You have asked two questions, and I am not sure I can answer either one of them. But I will try. You have addressed the area of the entheogens and would like to know just where are we now, and where might we go? 

To begin with, just what is meant by the name, "Entheogens?" I am old-fashioned and still use the loaded (and quite dated) term "Psychedelics." I receive quite a bit of flak for this old habit. Years ago, the scientific journal editors insisted on the term Psychotomimetics," then relaxed into the acceptable synonym "Hallucinogenics," and finally allowed (for a few years) the word "Psychedelics" to be used in the titles and abstracts of medical reports and reviews. But this always made an intimate and condemnatory association between the pharmacological scene (altered states of consciousness, self-discovery, exploring the unconscious) and the social scene (the Hippie crowd of Golden Gate Park in the late 1960's, free love, and the Grateful Dead). A new euphemism for these magical compounds was needed, and quite a few unusual ones wandered into the medical literature scene.
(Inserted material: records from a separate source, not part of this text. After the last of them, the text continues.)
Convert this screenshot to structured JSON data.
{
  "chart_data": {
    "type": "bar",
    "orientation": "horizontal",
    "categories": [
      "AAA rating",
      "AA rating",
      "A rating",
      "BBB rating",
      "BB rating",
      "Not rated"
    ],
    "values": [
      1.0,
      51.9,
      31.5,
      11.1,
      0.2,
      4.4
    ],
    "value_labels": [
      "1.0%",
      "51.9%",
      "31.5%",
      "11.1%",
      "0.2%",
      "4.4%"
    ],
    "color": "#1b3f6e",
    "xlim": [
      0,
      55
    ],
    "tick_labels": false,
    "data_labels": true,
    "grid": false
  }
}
What do you call a class of drugs so that it gives you a clean starting position in an area that has been tainted by negative associations with earlier people and earlier history? You find a new name. One of the first trials was with "Entactogens," which called upon the origins of "Tactile" meaning to touch. To touch within. And, indeed, many of these materials could be used this way. This is the heart of the psychotherapeutic value of these compounds. You can indeed make contact with the hidden unconscious of a patient, using agents such as MDMA. There was a proposal of the name "Empathogens," bringing an emphasis to the state of empathy generated by some of these materials. But to those who felt that sacramental input outweighed the psychiatric input, the term "Entheogens" was more attractive. The existence of God within us. "En" inside, and "Theo" God, and "Gen" which is short for genesis, origin or creation. But existence is not creation. A fantastic new drug might reveal that there is a God there inside of us. But that drug does not create that God within us.

And then as to the future. This is harder to reply to, and is of course total speculation. We do not know what is to come in the future. Any prediction is hopelessly entangled with the wishes of the predictor. But, I have my own agenda, and I foresee an increasingly broad acceptance of human exploration with these materials. Their intrinsic value will be seen to outweigh their risks. They will be found to have sacramental value to more and more people. There will be an increased appreciation of their entertainment value. And from them, I am sure, there will be the development of new research tools for the scientific study of the human mental processes.